In Oklahoma, KWTV reports, a lawmaker who wants to raise the standard of evidence before children can be torn from their families got support from some surprising places – in fact, even from a CASA.  From the story:

 At last week’s interim study, attorney Phillip Owens, who is a foster parent himself, said many parents face unfair court battles. "Most of the deprived cases that I handle don’t involve any kind of a criminal charge," Owens said. “Way too many judges in this state take DHS at their word." 

Tulsa-based private investigator Eric Cullen echoed that statement. "There’s just no compromise. It’s black and white," Cullen said. "It’s really harsh; it’s a little draconian, frankly.” 

Jennifer Ballew is a court-appointed special advocate who is assigned to child welfare cases by judges. She said policy changes are necessary. "The policies of DHS do not lead in the direction of reunification," Ballew said. 

Two columns in The Imprint shed new light on chronic family police system failures: 

From Shellie Taggart and Wendy Mota of Futures Without Violence: A reminder of how the system makes things infinitely worse for survivors of domestic violence and their children. They write: 

CPS continues to rely on a vast surveillance network of mandated reporters to bring survivors of domestic violence into the system, where their protective strategies are often misinterpreted as neglect. Their lives are constrained by unnecessary services, and too often their children are removed for ‘failure to protect.’ This practice continues despite the obvious harms caused by the system and extensive evidence that a loving parent-child bond is a critical protective factor for healing from trauma. 

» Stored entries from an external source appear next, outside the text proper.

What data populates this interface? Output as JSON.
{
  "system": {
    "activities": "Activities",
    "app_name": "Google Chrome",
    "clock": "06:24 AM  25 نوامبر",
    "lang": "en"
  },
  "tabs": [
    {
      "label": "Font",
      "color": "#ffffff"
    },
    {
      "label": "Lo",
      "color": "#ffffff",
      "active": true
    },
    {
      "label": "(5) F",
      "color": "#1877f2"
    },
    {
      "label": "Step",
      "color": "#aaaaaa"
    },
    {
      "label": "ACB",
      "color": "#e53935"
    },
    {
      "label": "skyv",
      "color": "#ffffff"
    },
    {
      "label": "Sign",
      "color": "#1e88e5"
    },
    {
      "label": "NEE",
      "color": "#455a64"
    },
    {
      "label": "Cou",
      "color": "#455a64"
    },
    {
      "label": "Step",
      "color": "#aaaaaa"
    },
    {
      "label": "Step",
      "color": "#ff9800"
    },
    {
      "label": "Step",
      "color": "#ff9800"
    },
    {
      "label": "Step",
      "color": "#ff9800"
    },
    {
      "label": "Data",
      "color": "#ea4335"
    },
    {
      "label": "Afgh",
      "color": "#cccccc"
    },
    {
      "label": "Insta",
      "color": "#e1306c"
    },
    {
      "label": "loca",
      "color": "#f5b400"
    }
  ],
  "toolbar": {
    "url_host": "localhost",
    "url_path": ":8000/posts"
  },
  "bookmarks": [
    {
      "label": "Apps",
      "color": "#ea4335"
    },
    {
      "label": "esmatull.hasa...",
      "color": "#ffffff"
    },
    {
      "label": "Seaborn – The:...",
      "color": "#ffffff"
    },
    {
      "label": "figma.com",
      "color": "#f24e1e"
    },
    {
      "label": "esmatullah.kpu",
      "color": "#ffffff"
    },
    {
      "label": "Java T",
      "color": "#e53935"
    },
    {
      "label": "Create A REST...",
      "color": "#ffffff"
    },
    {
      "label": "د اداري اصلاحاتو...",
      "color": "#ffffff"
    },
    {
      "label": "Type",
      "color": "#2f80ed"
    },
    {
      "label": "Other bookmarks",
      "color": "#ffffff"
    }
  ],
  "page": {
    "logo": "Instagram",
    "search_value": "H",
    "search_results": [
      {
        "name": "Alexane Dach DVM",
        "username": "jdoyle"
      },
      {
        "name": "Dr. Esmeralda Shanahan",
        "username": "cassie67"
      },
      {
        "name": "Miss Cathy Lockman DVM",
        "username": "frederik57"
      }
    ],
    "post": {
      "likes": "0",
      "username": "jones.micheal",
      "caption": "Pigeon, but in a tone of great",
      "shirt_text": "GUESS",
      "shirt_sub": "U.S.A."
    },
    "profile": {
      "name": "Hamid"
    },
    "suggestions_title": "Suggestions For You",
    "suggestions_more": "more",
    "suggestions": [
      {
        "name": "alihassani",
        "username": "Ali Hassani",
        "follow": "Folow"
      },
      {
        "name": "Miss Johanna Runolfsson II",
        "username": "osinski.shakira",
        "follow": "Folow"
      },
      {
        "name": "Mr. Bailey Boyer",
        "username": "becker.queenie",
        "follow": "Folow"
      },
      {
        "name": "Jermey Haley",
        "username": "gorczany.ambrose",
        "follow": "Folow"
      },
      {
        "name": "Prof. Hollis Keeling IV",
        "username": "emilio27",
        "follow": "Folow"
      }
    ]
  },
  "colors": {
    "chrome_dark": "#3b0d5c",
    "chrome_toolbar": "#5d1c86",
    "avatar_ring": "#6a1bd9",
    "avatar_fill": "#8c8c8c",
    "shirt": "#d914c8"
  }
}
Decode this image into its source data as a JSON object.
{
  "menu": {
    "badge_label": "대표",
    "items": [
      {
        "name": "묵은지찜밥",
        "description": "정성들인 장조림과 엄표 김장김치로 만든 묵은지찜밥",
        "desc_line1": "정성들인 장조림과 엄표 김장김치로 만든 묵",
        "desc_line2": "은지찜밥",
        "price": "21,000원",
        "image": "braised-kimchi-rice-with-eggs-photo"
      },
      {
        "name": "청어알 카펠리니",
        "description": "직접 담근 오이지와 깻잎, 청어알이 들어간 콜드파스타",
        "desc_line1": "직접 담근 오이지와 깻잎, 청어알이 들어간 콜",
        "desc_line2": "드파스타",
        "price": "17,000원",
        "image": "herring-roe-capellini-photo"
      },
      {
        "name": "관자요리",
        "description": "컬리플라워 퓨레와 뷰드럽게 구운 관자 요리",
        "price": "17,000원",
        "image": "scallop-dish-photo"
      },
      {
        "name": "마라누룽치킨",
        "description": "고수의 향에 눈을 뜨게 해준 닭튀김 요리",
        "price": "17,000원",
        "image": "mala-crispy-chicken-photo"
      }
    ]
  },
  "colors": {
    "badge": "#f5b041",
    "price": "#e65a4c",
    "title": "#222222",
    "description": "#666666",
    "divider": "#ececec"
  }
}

Ericka Hickey writes about how she was separated from her siblings in foster care – but she notes an extra level of cruelty. She writes: 

The most painful part of my story isn’t that I was separated from my sisters. It’s that I was only brought around when it served someone else’s goals, when it made their job easier, or fulfilled a requirement — not because our bond mattered and should have been honored and protected. 

NCCPR’s commentary, behind a paywall in the Richmond (Va.) Times-Dispatch, begins this way: 

Faced with horrifying child abuse deaths, often in cases that were well known to child protective services agencies, there are two ways to respond: Determine what went wrong case-by-case and do the hard work necessary to fix the problems so they never happen again. Or just scapegoat efforts to keep families together and embrace what amounts to a take-the-child-and-run approach to child welfare. …

 The first approach leads to safer children; the second makes for great politics. Unfortunately, Virginia’s Secretary of Health and Human Services, Janet Kelly, chose the second.